Milli Savunma Bakanı Hulusi Akar, "Birilerinin çıkıp kendi amaçları, ihtiyaçları, egosu doğrultusunda böyle cümleler kullanması çok yanlış. Tabii ki adalet bunun cevabını verecek ama keşke o kişi çıkıp da 'Ben bunu demek istemedim. Yanlış bir şey yaptıysam özür dilerim' deseydi çok daha anlamlı olurdu diye düşünüyoruz" şeklinde konuşmuştu.

Konuyla ilgili Kayseri'de düzenlenen muhtarlar toplantısında konuşan Kılıçdaroğlu ise "Değeri 20 milyar dolar Tank Palet fabrikasının.

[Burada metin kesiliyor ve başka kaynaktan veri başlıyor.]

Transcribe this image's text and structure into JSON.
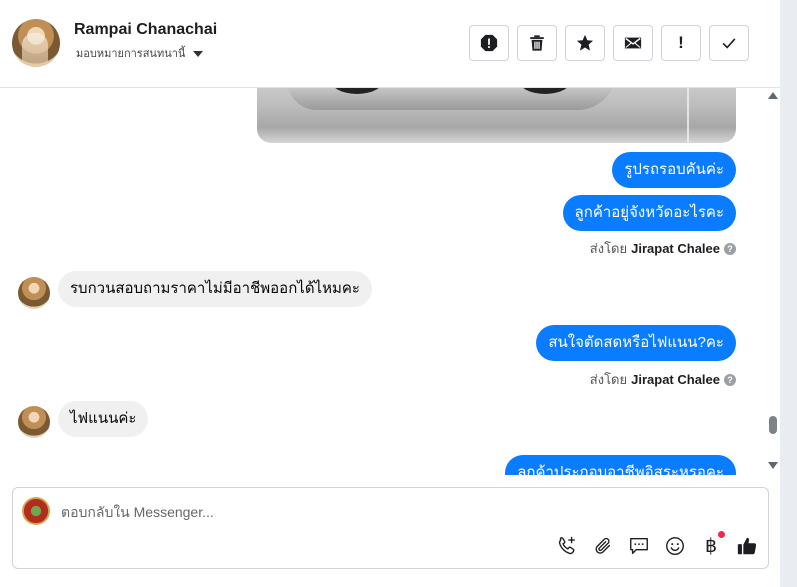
{
  "header": {
    "contact_name": "Rampai Chanachai",
    "assign_label": "มอบหมายการสนทนานี้",
    "actions": [
      {
        "name": "spam-icon",
        "label": ""
      },
      {
        "name": "trash-icon",
        "label": ""
      },
      {
        "name": "star-icon",
        "label": ""
      },
      {
        "name": "envelope-icon",
        "label": ""
      },
      {
        "name": "exclamation-icon",
        "label": "!"
      },
      {
        "name": "check-icon",
        "label": ""
      }
    ]
  },
  "messages": [
    {
      "direction": "outgoing",
      "text": "รูปรถรอบคันค่ะ"
    },
    {
      "direction": "outgoing",
      "text": "ลูกค้าอยู่จังหวัดอะไรคะ"
    },
    {
      "direction": "meta",
      "sent_by_label": "ส่งโดย",
      "agent": "Jirapat Chalee"
    },
    {
      "direction": "incoming",
      "text": "รบกวนสอบถามราคาไม่มีอาชีพออกได้ไหมคะ"
    },
    {
      "direction": "outgoing",
      "text": "สนใจตัดสดหรือไฟแนน?คะ"
    },
    {
      "direction": "meta",
      "sent_by_label": "ส่งโดย",
      "agent": "Jirapat Chalee"
    },
    {
      "direction": "incoming",
      "text": "ไฟแนนค่ะ"
    },
    {
      "direction": "outgoing",
      "text": "ลูกค้าประกอบอาชีพอิสระหรอคะ"
    }
  ],
  "composer": {
    "placeholder": "ตอบกลับใน Messenger...",
    "value": "",
    "tools": [
      "phone-add-icon",
      "paperclip-icon",
      "chat-bubble-icon",
      "smiley-icon",
      "baht-icon",
      "thumbs-up-icon"
    ],
    "baht_symbol": "฿"
  },
  "colors": {
    "outgoing_bubble": "#0a7cff",
    "incoming_bubble": "#f0f0f0",
    "notification_dot": "#f02849"
  }
}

Fabrika ordunun. 20 milyar dolarlık ordunun Tank Palet fabrikası Katar ordusuna verildi. Kaç liraya verildi bilen var mı? 0 dolar. 1 dolar dahi almadılar. Ordunun hakkını hukukunu kim savunacak? Mustafa Kemal'in ordusunu kim savunacak? İki kurumun siyasete bulaşmaması lazım. Genelkurmay Başkanlığı ve Diyanet İşleri Başkanlığı," ifadelerini kullandı.